Bone Thugs-n-Harmony want to sell final album at tha crossroads of $10 million

Bone Thugs-n-Harmony want to sell final album at tha crossroads of $10 million

Bone Thugs-n-Harmony have long been pioneers in the fields of rapping very fast, spelling “the” as “tha,” and devising bone-related nicknames, and now it’s looking to cash in on that history of innovation by selling its final album for $10 million. Earlier this year, the group’s front-bone Krayzie Bone told HipHopDX that it would reunite after several years of feeling lost, like a Bone without a bone, for one last album—an album that, inspired by Wu-Tang Clan’s Once Upon A Time In Shaolin, would only be released in a single copy offered to the highest bidder.

But whereas RZA was willing to settle for the chump change of $1 million, Krayzie Bone crammed an extra $9 million in there, like so many unnecessary yet undeniably rhythmic syllables. “I thought to myself, ‘It’s not that many groups that can do something like this and have major results from it—Wu-Tang being one and us another,” a man who calls himself Krayzie Bone told HipHopDX of his line of reasoning.

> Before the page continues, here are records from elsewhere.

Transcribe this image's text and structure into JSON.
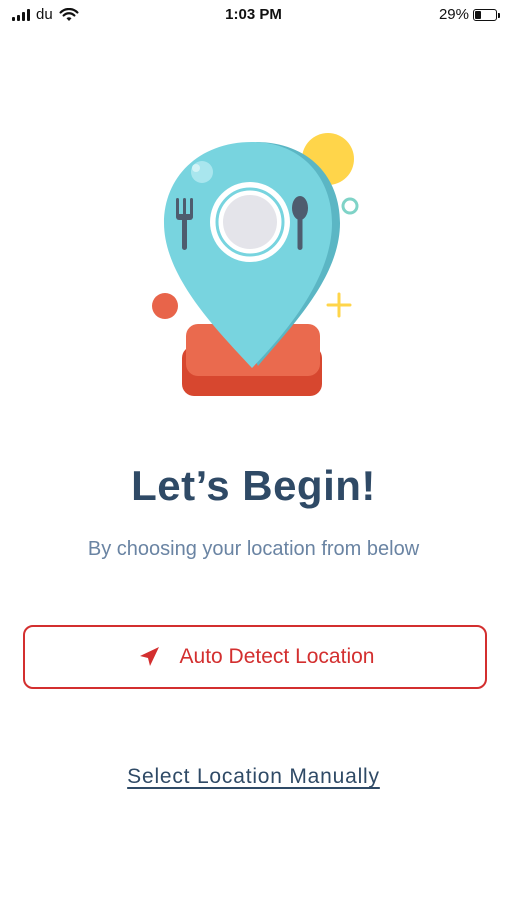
{
  "status_bar": {
    "carrier": "du",
    "time": "1:03 PM",
    "battery_percent": "29%",
    "battery_level": 0.29,
    "icons": [
      "signal-icon",
      "wifi-icon",
      "battery-icon"
    ]
  },
  "illustration": {
    "icon": "location-pin-plate-fork-spoon-icon"
  },
  "main": {
    "title": "Let’s Begin!",
    "subtitle": "By choosing your location from below"
  },
  "actions": {
    "auto_detect_label": "Auto Detect Location",
    "auto_detect_icon": "navigation-arrow-icon",
    "manual_label": "Select Location Manually"
  },
  "colors": {
    "accent_red": "#d32f2f",
    "title_navy": "#2f4a66",
    "subtitle_gray_blue": "#6a84a3",
    "pin_teal": "#78d4df",
    "sun_yellow": "#ffd54a",
    "base_orange": "#e8644a"
  }
}
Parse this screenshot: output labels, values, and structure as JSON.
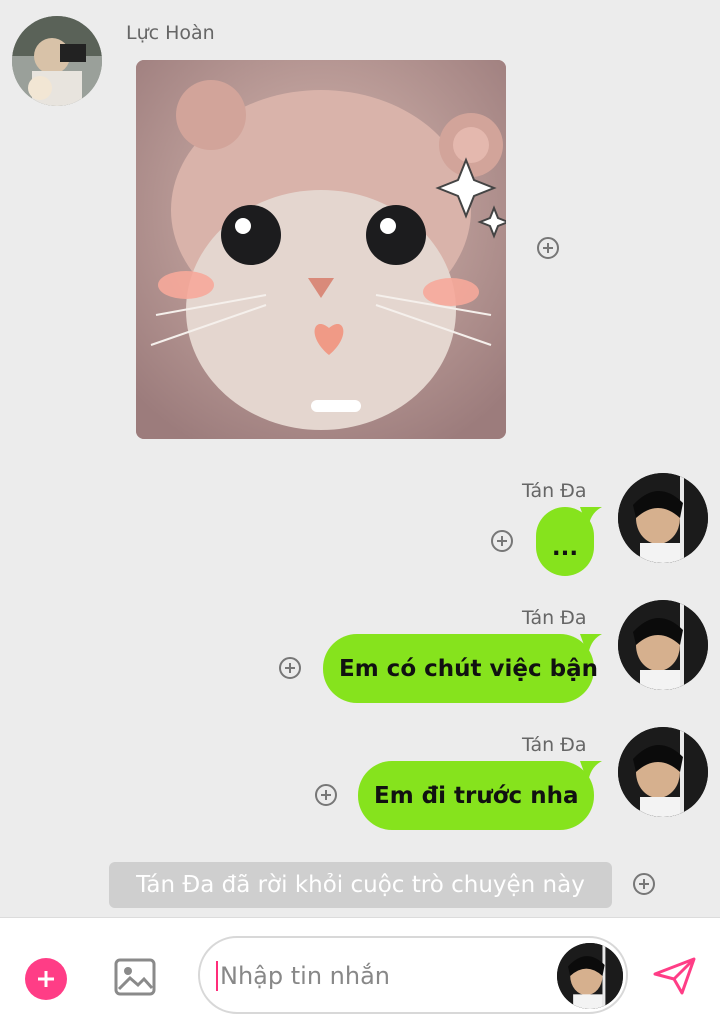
{
  "messages": {
    "incoming": {
      "sender": "Lực Hoàn",
      "image_description": "cat-in-hat-sticker"
    },
    "outgoing": [
      {
        "sender": "Tán Đa",
        "text": "..."
      },
      {
        "sender": "Tán Đa",
        "text": "Em có chút việc bận"
      },
      {
        "sender": "Tán Đa",
        "text": "Em đi trước nha"
      }
    ],
    "system": "Tán Đa đã rời khỏi cuộc trò chuyện này"
  },
  "composer": {
    "placeholder": "Nhập tin nhắn"
  },
  "colors": {
    "bubble": "#86e31d",
    "accent": "#ff3d86",
    "background": "#ececec"
  },
  "icons": {
    "add": "plus-circle-icon",
    "image": "image-icon",
    "send": "send-icon",
    "react": "plus-circle-outline-icon"
  }
}
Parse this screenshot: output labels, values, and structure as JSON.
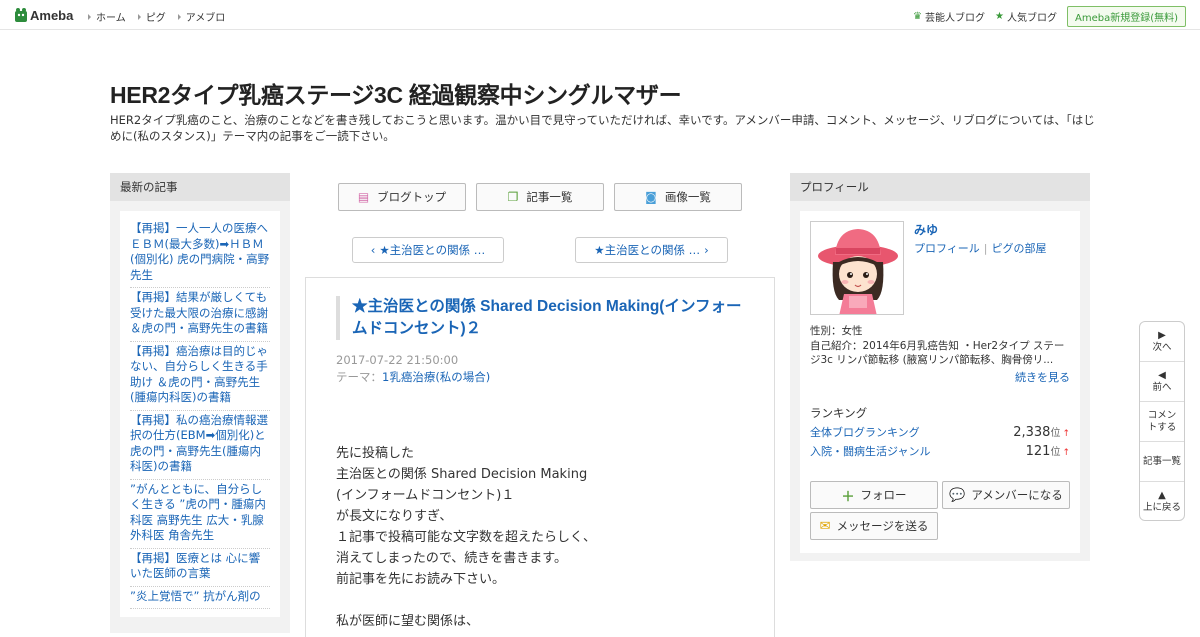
{
  "header": {
    "logo_text": "Ameba",
    "nav": [
      "ホーム",
      "ピグ",
      "アメブロ"
    ],
    "right_links": [
      {
        "label": "芸能人ブログ",
        "icon": "crown-icon"
      },
      {
        "label": "人気ブログ",
        "icon": "star-icon"
      }
    ],
    "register_label": "Ameba新規登録(無料)"
  },
  "blog": {
    "title": "HER2タイプ乳癌ステージ3C 経過観察中シングルマザー",
    "description": "HER2タイプ乳癌のこと、治療のことなどを書き残しておこうと思います。温かい目で見守っていただければ、幸いです。アメンバー申請、コメント、メッセージ、リブログについては、「はじめに(私のスタンス)」テーマ内の記事をご一読下さい。"
  },
  "recent": {
    "heading": "最新の記事",
    "items": [
      "【再掲】一人一人の医療へ ＥＢＭ(最大多数)➡ＨＢＭ(個別化) 虎の門病院・高野先生",
      "【再掲】結果が厳しくても受けた最大限の治療に感謝 ＆虎の門・高野先生の書籍",
      "【再掲】癌治療は目的じゃない、自分らしく生きる手助け ＆虎の門・高野先生(腫瘍内科医)の書籍",
      "【再掲】私の癌治療情報選択の仕方(EBM➡個別化)と虎の門・高野先生(腫瘍内科医)の書籍",
      "”がんとともに、自分らしく生きる ”虎の門・腫瘍内科医 高野先生 広大・乳腺外科医 角舎先生",
      "【再掲】医療とは 心に響いた医師の言葉",
      "”炎上覚悟で” 抗がん剤の"
    ]
  },
  "tabs": [
    {
      "label": "ブログトップ",
      "icon": "document-icon"
    },
    {
      "label": "記事一覧",
      "icon": "list-icon"
    },
    {
      "label": "画像一覧",
      "icon": "camera-icon"
    }
  ],
  "pager": {
    "prev": "★主治医との関係 …",
    "next": "★主治医との関係 …"
  },
  "entry": {
    "title": "★主治医との関係 Shared Decision Making(インフォームドコンセント)２",
    "date": "2017-07-22 21:50:00",
    "theme_label": "テーマ：",
    "theme": "1乳癌治療(私の場合)",
    "body": [
      "先に投稿した",
      "主治医との関係  Shared Decision Making",
      "(インフォームドコンセント)１",
      "が長文になりすぎ、",
      "１記事で投稿可能な文字数を超えたらしく、",
      "消えてしまったので、続きを書きます。",
      "前記事を先にお読み下さい。",
      "",
      "私が医師に望む関係は、"
    ]
  },
  "profile": {
    "heading": "プロフィール",
    "name": "みゆ",
    "link_profile": "プロフィール",
    "link_room": "ピグの部屋",
    "gender": "性別：女性",
    "intro": "自己紹介：2014年6月乳癌告知 ・Her2タイプ ステージ3c リンパ節転移 (腋窩リンパ節転移、胸骨傍リ...",
    "more": "続きを見る",
    "ranking_heading": "ランキング",
    "rankings": [
      {
        "label": "全体ブログランキング",
        "value": "2,338",
        "unit": "位",
        "trend": "↑"
      },
      {
        "label": "入院・闘病生活ジャンル",
        "value": "121",
        "unit": "位",
        "trend": "↑"
      }
    ],
    "buttons": {
      "follow": "フォロー",
      "amember": "アメンバーになる",
      "message": "メッセージを送る"
    }
  },
  "floating_nav": [
    {
      "label": "次へ",
      "icon": "▶"
    },
    {
      "label": "前へ",
      "icon": "◀"
    },
    {
      "label": "コメントする",
      "icon": ""
    },
    {
      "label": "記事一覧",
      "icon": ""
    },
    {
      "label": "上に戻る",
      "icon": "▲"
    }
  ],
  "colors": {
    "link": "#1a65b6",
    "accent_green": "#3a9a3a",
    "panel_bg": "#f2f2f2"
  }
}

Krayzie says his plan was then endorsed by Bizzy Bone, thus receiving the crucial two-fifths of the Bone vote required for it to be presented at the next Bone Thugs-n-Parliament. “’I love Wu-Tang but I think we’ll have much better results, I’m telling you,’” Krayzie Bone says Bizzie Bone told him, which was all the thuggish ruggish market research he needed. Krayzie and the group immediately upped the asking price, all the better to capitalize on the excitement of the diehard Bone Thugs-n-Harmony fanbase at seeing their favorite group’s final album sold to a bored billionaire.

“I been with Bone 20 years,” explained the group’s manager Steve Kobel, aka Phone Bone. “A million dollars is not enough. So, we’ll make the product and we’ll try to get $10 million for it. And then make something for the fans ‘cause the fans really want something. A lot of people just wanna say they did it. There’s a lot of billionaires around the world that might just say, ‘You know what? I’m gonna do it just to do it.’ They have nothing else to do with their money. They just wanna be cool.”

And now, rather than just investing it in soybean futures in a desperate attempt to be cool, they can be super cool by buying the final Bone Thugs-n-Harmony record, then taking the time machine they also have—because they are wealthy, eccentric billionaires—back to 1995, where they will be crowned king.

In related news, Eazy-E is still dead.